Replication Techniques for Peer-to-Peer Networks

Thumbnail Image


dissertation.pdf (791.46 KB)
No. of downloads: 1150

Publication or External Link






A close examination of presently deployed peer-to-peer networks

(P2P) and existing proposals reveals several trends regarding data management.

First, only a small percentage of the queried data is actually retrieved by

users. Second, the vast majority of data exported by participants in P2P

networks is unaltered after creation. Third, membership changes in P2P networks

(users/sites leaving or joining the network) occur on a scale not seen before in

distributed systems.

We address the challenges posed by the above observations using two data

replication techniques. First, we define a routing protocol and replication

model for hierarchical namespaces that adaptively replicates routing information

in response to fluctuating load incurred by the lookup and search procedures.

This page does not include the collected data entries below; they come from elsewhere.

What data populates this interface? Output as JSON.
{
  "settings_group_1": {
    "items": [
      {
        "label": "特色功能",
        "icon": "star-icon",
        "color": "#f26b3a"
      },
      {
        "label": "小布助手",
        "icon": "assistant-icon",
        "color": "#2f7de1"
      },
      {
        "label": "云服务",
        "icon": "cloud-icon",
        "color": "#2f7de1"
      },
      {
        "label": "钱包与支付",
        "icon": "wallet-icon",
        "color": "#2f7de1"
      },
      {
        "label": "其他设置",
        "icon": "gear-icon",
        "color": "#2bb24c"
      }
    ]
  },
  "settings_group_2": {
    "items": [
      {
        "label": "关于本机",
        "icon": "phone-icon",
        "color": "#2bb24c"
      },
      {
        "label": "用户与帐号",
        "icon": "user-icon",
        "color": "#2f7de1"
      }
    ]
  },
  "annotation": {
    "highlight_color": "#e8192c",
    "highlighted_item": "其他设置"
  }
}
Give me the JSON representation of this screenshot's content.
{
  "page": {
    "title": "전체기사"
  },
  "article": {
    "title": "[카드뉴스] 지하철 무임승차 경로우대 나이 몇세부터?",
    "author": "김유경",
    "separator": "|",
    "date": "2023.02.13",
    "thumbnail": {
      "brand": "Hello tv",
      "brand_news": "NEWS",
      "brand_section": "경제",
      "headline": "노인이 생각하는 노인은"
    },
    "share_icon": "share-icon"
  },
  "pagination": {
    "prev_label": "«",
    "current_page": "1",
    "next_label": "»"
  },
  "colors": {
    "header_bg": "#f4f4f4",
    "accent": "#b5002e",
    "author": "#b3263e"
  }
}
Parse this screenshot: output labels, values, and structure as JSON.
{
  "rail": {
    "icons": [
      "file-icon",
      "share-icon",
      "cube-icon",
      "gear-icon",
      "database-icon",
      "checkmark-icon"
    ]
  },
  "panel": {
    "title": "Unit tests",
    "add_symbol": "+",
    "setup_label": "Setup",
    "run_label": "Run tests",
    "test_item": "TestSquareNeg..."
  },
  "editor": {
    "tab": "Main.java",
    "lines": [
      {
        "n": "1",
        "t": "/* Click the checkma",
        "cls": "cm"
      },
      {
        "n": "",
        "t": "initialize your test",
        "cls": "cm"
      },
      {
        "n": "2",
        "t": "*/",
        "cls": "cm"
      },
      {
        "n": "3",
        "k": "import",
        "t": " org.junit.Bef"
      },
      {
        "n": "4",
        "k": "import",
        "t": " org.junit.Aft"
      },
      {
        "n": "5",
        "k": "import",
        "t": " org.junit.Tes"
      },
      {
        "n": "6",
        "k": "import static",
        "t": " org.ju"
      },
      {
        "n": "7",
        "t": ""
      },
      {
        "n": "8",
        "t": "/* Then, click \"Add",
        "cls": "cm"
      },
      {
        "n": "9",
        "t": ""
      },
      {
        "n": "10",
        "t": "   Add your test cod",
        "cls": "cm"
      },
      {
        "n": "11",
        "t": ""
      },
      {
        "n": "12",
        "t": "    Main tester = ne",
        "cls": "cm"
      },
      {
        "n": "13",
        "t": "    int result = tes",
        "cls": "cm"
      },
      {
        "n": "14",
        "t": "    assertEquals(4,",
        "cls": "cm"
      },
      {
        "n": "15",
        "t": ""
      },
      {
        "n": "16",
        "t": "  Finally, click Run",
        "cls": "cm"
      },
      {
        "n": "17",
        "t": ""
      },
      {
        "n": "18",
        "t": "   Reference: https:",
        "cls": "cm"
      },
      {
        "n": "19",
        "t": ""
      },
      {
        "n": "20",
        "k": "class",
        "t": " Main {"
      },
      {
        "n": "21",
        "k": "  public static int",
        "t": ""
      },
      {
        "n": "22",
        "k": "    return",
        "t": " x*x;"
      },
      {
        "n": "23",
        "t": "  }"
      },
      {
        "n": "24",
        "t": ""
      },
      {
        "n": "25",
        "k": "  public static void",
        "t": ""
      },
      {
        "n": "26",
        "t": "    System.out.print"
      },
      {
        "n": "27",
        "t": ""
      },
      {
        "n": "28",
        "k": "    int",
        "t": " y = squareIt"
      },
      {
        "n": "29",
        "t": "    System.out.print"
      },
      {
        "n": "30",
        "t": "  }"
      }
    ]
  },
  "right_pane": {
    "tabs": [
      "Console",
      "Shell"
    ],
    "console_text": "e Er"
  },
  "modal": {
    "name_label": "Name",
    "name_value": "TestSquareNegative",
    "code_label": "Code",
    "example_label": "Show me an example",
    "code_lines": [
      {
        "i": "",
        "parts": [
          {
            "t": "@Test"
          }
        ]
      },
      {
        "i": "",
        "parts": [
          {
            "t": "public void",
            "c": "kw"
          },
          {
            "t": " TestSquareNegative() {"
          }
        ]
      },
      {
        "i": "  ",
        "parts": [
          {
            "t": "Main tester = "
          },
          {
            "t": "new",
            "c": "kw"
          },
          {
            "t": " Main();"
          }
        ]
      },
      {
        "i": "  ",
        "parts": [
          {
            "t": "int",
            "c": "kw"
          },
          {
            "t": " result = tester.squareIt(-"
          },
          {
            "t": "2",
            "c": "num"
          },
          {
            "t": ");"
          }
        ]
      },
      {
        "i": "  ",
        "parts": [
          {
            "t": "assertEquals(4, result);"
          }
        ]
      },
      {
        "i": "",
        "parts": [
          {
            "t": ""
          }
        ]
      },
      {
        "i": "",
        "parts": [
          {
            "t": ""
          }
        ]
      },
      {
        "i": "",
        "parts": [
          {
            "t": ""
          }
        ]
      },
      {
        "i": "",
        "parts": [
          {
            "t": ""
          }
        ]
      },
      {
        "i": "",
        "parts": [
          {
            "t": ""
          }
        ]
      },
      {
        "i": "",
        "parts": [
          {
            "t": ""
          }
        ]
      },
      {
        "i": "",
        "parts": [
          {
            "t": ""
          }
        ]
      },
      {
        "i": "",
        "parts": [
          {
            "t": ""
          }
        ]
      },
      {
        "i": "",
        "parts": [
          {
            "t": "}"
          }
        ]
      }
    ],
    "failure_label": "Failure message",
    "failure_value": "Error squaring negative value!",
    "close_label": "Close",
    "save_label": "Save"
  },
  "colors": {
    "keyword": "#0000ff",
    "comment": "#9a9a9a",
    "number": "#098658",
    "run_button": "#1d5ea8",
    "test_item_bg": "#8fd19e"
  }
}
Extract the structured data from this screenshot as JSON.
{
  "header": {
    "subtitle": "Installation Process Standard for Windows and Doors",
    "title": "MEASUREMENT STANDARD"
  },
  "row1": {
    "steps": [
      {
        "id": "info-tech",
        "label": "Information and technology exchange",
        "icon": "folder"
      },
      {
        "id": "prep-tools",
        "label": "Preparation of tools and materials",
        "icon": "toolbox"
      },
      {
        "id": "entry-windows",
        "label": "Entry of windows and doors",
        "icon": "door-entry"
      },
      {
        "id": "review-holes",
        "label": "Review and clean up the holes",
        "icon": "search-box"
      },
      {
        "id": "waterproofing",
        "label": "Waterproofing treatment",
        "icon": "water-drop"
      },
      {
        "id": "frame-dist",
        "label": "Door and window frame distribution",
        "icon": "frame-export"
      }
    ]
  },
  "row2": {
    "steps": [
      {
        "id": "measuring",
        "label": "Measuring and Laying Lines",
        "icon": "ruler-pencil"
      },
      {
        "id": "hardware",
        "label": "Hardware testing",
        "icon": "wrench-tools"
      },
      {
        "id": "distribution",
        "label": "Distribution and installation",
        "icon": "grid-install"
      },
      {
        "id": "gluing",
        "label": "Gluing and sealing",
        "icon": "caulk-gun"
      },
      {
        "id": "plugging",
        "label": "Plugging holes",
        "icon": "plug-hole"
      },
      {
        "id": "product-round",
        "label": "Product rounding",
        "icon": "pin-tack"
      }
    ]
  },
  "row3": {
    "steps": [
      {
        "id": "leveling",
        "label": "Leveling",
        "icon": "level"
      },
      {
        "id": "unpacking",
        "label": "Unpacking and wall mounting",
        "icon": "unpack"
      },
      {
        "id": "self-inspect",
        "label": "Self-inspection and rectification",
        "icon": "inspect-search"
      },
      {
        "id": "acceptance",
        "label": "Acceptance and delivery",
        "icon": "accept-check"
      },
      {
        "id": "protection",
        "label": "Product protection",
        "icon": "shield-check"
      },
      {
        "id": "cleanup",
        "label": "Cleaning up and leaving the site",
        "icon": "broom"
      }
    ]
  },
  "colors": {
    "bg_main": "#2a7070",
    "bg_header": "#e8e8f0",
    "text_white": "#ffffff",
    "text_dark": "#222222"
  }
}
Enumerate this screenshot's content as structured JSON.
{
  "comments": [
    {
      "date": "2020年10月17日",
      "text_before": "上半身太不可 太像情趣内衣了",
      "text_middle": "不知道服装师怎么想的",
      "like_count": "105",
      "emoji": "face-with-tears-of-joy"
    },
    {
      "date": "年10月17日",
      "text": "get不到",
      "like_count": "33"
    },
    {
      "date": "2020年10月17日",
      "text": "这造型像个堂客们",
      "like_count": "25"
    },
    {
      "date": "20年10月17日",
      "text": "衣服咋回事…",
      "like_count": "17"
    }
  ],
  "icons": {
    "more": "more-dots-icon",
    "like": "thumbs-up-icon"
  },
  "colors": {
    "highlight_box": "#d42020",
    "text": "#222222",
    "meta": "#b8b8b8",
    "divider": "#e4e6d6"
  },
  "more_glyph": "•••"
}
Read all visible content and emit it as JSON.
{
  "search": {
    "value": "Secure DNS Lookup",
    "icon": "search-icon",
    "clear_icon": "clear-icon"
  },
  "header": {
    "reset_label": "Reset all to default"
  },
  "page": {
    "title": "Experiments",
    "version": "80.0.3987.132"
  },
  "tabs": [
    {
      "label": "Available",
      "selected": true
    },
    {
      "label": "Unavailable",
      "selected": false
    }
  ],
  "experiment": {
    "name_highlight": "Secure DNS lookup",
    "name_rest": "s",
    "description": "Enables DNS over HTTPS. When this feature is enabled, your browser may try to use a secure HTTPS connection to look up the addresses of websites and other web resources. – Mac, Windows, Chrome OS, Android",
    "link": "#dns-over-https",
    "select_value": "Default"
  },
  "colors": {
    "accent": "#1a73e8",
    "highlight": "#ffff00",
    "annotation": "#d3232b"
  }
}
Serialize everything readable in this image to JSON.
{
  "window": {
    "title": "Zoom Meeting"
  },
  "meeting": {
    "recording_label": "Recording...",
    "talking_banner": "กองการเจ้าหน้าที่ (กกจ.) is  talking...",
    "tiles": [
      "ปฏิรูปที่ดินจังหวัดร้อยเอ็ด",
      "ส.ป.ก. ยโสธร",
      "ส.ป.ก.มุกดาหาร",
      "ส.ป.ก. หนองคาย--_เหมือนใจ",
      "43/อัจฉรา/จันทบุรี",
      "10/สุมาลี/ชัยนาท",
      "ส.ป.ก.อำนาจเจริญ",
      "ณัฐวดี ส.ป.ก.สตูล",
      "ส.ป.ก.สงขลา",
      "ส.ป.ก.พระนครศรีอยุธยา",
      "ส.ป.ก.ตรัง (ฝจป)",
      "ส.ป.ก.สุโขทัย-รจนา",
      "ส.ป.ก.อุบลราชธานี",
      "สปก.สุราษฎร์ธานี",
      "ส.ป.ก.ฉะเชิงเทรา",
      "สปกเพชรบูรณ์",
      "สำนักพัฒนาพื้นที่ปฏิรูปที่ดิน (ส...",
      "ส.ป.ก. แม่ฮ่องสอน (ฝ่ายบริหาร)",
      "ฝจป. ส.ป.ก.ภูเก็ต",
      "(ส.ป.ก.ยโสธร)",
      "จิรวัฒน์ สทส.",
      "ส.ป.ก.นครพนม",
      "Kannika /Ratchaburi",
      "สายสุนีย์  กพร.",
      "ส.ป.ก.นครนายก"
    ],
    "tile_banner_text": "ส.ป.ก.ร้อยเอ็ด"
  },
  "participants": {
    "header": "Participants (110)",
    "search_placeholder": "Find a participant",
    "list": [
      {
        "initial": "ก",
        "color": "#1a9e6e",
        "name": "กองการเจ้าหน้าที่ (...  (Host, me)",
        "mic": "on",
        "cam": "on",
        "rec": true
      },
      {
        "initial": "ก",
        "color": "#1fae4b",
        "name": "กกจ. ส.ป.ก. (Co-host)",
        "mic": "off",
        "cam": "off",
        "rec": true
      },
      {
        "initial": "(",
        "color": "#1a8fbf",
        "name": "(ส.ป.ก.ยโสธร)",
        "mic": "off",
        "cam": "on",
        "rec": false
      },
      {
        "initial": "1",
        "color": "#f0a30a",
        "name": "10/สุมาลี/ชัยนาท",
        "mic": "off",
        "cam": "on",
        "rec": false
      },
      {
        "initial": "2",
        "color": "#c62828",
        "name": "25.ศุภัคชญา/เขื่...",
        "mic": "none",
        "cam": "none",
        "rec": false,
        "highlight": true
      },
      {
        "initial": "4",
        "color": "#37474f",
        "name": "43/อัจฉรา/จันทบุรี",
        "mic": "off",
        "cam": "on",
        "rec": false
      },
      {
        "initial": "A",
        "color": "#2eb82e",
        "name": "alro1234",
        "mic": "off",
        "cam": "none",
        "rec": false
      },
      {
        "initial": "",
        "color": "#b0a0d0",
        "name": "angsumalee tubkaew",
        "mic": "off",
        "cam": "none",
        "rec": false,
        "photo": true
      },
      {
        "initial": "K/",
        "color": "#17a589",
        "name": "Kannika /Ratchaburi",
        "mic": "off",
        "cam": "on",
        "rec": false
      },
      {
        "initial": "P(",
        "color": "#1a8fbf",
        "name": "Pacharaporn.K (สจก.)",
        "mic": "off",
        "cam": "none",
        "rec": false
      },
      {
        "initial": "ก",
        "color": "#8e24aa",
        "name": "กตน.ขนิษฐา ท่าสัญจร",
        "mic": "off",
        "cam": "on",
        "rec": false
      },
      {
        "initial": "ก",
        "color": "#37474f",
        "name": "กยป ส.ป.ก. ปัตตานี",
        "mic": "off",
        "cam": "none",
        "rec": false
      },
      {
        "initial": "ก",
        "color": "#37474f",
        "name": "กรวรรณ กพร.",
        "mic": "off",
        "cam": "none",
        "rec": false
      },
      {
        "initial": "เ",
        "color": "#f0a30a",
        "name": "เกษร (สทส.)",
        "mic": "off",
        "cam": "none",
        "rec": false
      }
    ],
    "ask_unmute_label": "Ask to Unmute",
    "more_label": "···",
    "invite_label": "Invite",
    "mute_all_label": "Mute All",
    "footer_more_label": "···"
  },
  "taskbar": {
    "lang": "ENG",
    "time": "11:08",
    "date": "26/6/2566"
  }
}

Second, we define a replica control protocol (d-spaces) based on quorum

consensus in multi-dimensional spaces that is well suited for scenarios where

reads are the dominant type of access to data. We extend the basic d-space

protocol with a quorum reconfiguration mechanism which uses local connectivity

and cached quorum groups instead of global views to achieve seemingly

contradicting goals: improved fault tolerance through local reconfiguration

policies, and good global latencies.

Our main contributions are as follows: We show that hierarchical bottlenecks can

be eliminated, with the resulting system behaving like a true symmetrical P2P

network. Temporal locality in the stream of requests (hot-spots) is managed by

replicating on demand popular portions of the namespace. We argue that

non-virtualized object namespaces maintain desirable properties that are lost

through virtualization. We present a token-based method of resolving complex

search queries through hierarchical query decomposition and result

recomposition. The method allows the initiator to ascertain query completion,

and offers a broad range of trade-offs between network bandwidth consumption and

the number of connections required to complete the search. We show that d-space

quorums have optimal communication complexity. We define the Read-Few Write-Many

replica control protocol and argue that the quality of trade-off between read

efficiency and update availability is not matched by existing replica control

protocols. Finally, we present a quorum reconfiguration mechanism that allows

membership changes without requiring global reconfiguration phases.